The top 10 ways to prevent senior falls include:
10. Get rid of trip hazards
Start with the basics and remove all tripping hazards, such as extension cords, loose throw carpets, toys or any object that is on the floor and shouldn’t be there because the elderly person may trip over it. Don’t wax your floors because this makes them slippery.
9. Stay fit
If the senior citizen is willing and able, enroll him in an exercise class, such as yoga, where he can do postures that will increase his flexibility, balance and strength. Or get some of the wonderful at-home yoga DVDs for convenient stretching any time. The stronger and more agile a person is the less likely he is going to fall because his balance will be better. And if the individual does fall, a strong body will sustain less damage and will recuperate faster than a frail, stiff body.
8. No alcohol
Discourage the drinking of alcohol, which alters perception and balance. Furthermore, if the elderly person is taking a multitude of drugs and drinks alcohol on top of it, this can exacerbate the effects of the drugs and alcohol making it even more likely that he will fall because he is impaired.
7. Dress for safety
Avoid wearing shoes that have slippery soles or high heels. Don’t wear loose clothing that can become tangled up in door knobs or other objects.
6. Check medications
Read the labels on all medications to see if they cause drowsiness or dizziness. If they do, take precautions. Don’t drive a car while under the influence of these drugs and be very careful when walking around your home or when operating any type of machinery that could result in serious injury if misused, which can happen if you are woozy.
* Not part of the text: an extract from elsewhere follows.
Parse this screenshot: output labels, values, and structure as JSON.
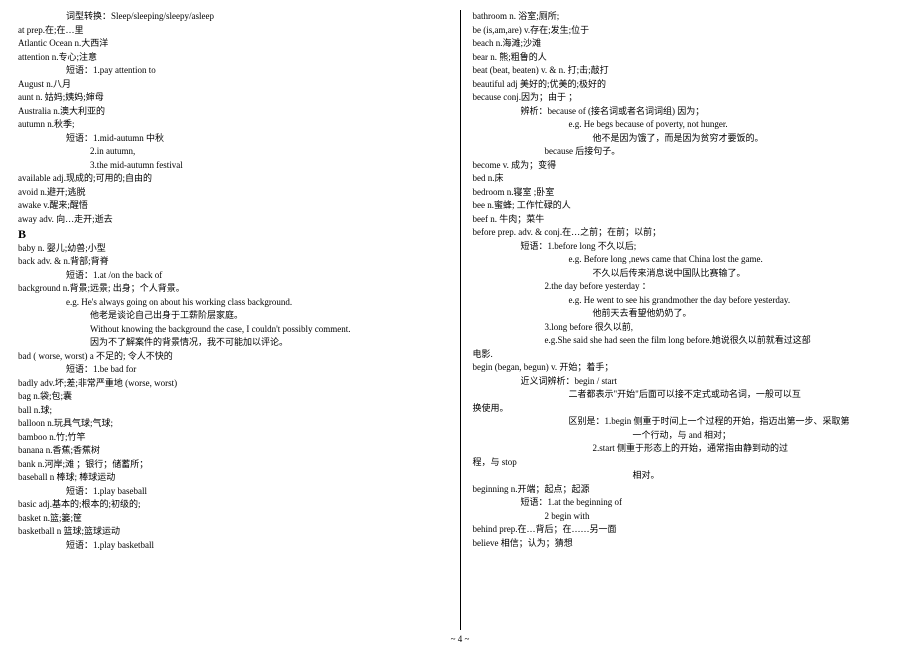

5. Add home safety features
Put grab bars or handrails beside the toilet and near or in the shower and bathtub. This gives the elderly person something to hold onto when he is getting onto or off of the toilet and in and out of the bathtub or shower. Many falls occur in the bathroom and hitting hard porcelain can do serious damage to a person’s body. Your bed should adjustable for comfort and be low enough that it’s easy to get in and out of. Make sure that the stairway is well lit and there is a handrail that the individual can hold onto when going up or down stairs. Stairs can be quite treacherous for someone who is visually impaired and has balance and perception issues.
Light up the house. If it’s dark, an elderly person can’t see, obviously. His vision is probably impaired, due to age, so do not exacerbate this limitation by using low wattage bulbs, which make it even more difficult for him to see. Use night lights and dimmers, as well as motion activated lights that turn on when there is movement. Always leave a hall light on so the individual can see if he gets up to go to the bathroom at night.
3. Medical equipment options
Those individuals who use oxygen find that they often get tangled up in the oxygen line, and this causes them to fall. Retractable oxygen cords are available, which eliminates the possibility – or more likely the probability — of getting tangled up in them and falling.
2. Canes and walkers
Assist the elderly person by providing him with a cane for stability, a walker or a wheelchair if necessary. As individuals age, their balance isn’t what it once was and many need assistive devices to help them remain ambulatory and which enable seniors to maintain their balance.
1. Fall alert devices
All senior citizens should wear fall alert devices on bracelets or necklaces that they can use in the event that they have fallen and can’t get up. All they have to do is press the device, and an alert will be put out informing their family and/or 911 that they need help. This is a critical assistive device for elderly people, particularly for those who live alone.